CHAMPAIGN, Ill. - A legal assault on corporate fraud has turned justice upside down, putting company executives at too much risk while leaving shareholders out in the cold, according to a University of Illinois law professor.
Christine Hurt says government crackdowns have made it easier for prosecutors to land criminal convictions than for shareholders to get relief in civil court stemming from the same corporate misconduct.
"That's the opposite of the way the legal system is supposed to work," Hurt said. "Generally, we want to protect criminal defendants because losing your liberty is a huge mistake and hard to remedy. In the civil system, we don't protect the defendant as much because it's only money, which never gets paid if the case is overturned on appeal."
The disparity is rooted in two separate movements dating back to the mid-1990s that have thrown the playing field out of kilter in corporate misconduct cases, Hurt argues in a paper published in The Journal of Corporation Law.
In 1996, Congress passed the Private Securities Litigation Reform Act, raising the bar for civil lawsuits by shareholders who allege financial losses due to misconduct that caused stock prices to tumble.
"There was a concern that shareholders were bringing frivolous lawsuits that are very costly to defend, resulting in companies being blackmailed into settling non-meritorious suits," Hurt said. "So, new laws and court rules raised new procedural obstacles that made shareholder suits very, very difficult to win."
A few years later, Enron and other high-profile corporate scandals led to a massive criminal crackdown on corporate misconduct and broad reforms under the Sarbanes-Oxley Act, a 2002 law that includes stiffer penalties for fraud.

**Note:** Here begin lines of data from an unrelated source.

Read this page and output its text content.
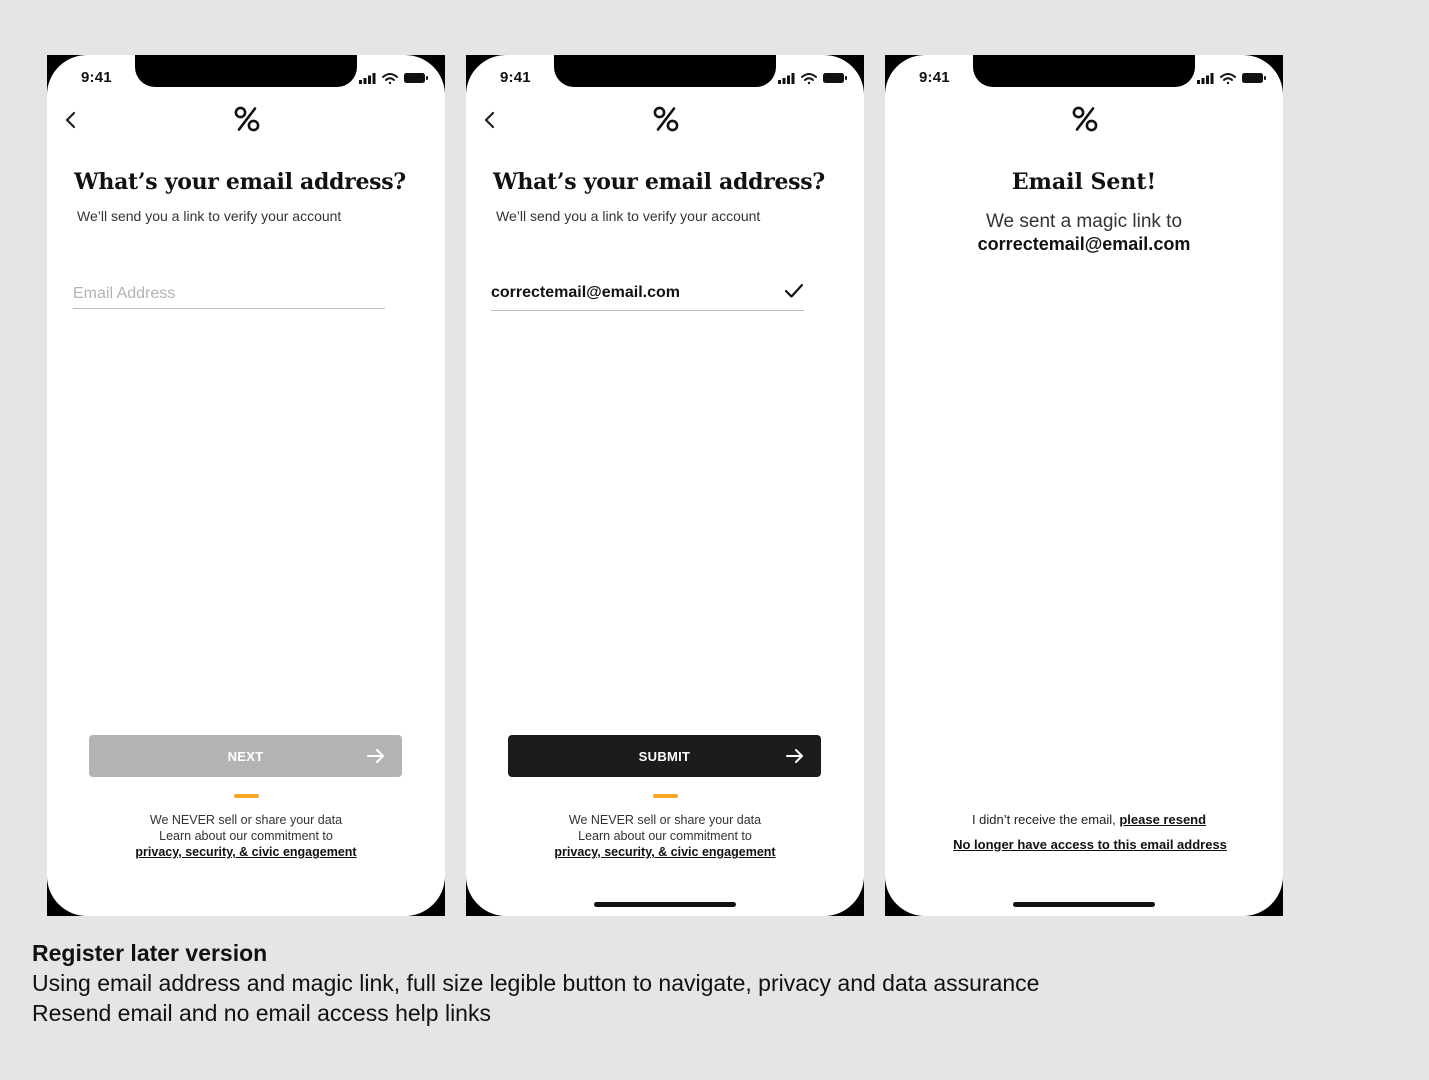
9:41
What’s your email address?
We’ll send you a link to verify your account
Email Address
NEXT
We NEVER sell or share your data
Learn about our commitment to
privacy, security, & civic engagement
9:41
What’s your email address?
We’ll send you a link to verify your account
correctemail@email.com
SUBMIT
We NEVER sell or share your data
Learn about our commitment to
privacy, security, & civic engagement
9:41
Email Sent!
We sent a magic link to
correctemail@email.com
I didn’t receive the email, please resend
No longer have access to this email address
Register later version
Using email address and magic link, full size legible button to navigate, privacy and data assurance
Resend email and no email access help links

"President Bush created the corporate crime task force and federal prosecutors descended on the Enrons of the world, using all of the tactics at their disposal to get numerous guilty pleas and some convictions," said Hurt. "But the stockholders of Enron and other corporations found it very difficult to get relief in court."
In fact, she said, the Enron shareholder suit was eventually dismissed, although a few defendants settled at the beginning of the sweeping criminal investigation.
"It sort of flipped what we thought about the legal system on its head," she said. "Corporate defendants were going to jail, but didn't have to pay money to shareholders for the same acts, which is sort of an ironic paradox."
Critics contend that reforms enacted in the wake of Enron and other scandals have "overcriminalized" corporate law, making it too easy for the innocent to be found guilty and creating penalties that sometimes
exceed the sentences for violent crime.
Hurt agrees, but argues that tougher standards for shareholder suits have also netted an "undercivilization" of corporate law that needs to be revisited by Congress.
"If you reform criminal law so that these guys don't have to go to jail then they're getting off scot-free because we have this civil law system that privileges them," she said. "There's not going to be any way to deter corporate fraud if we tighten up the criminal law spigot because the civil law spigot is already tightened. So we need to untighten the civil law spigot."
Reforming criminal law but not civil law would also be yet another blow to stockholders, Hurt said. Parallel criminal prosecutions put pressure on corporate defendants to settle civil suits because a guilty plea or conviction may be used against them in those lawsuits.
"Any spillover effect civil plaintiffs received from parallel criminal prosecutions would be lost," she said.
Hurt says some critics maintain the law that stifled civil suits may have fueled the scandals that erupted a few years later, emboldening executives who felt insulated from shareholder suits and engaged in more misconduct.
"There could be a causal effect, but regulators have been focusing reform efforts instead on the criminal side, " Hurt said. "I think they're looking in the wrong direction."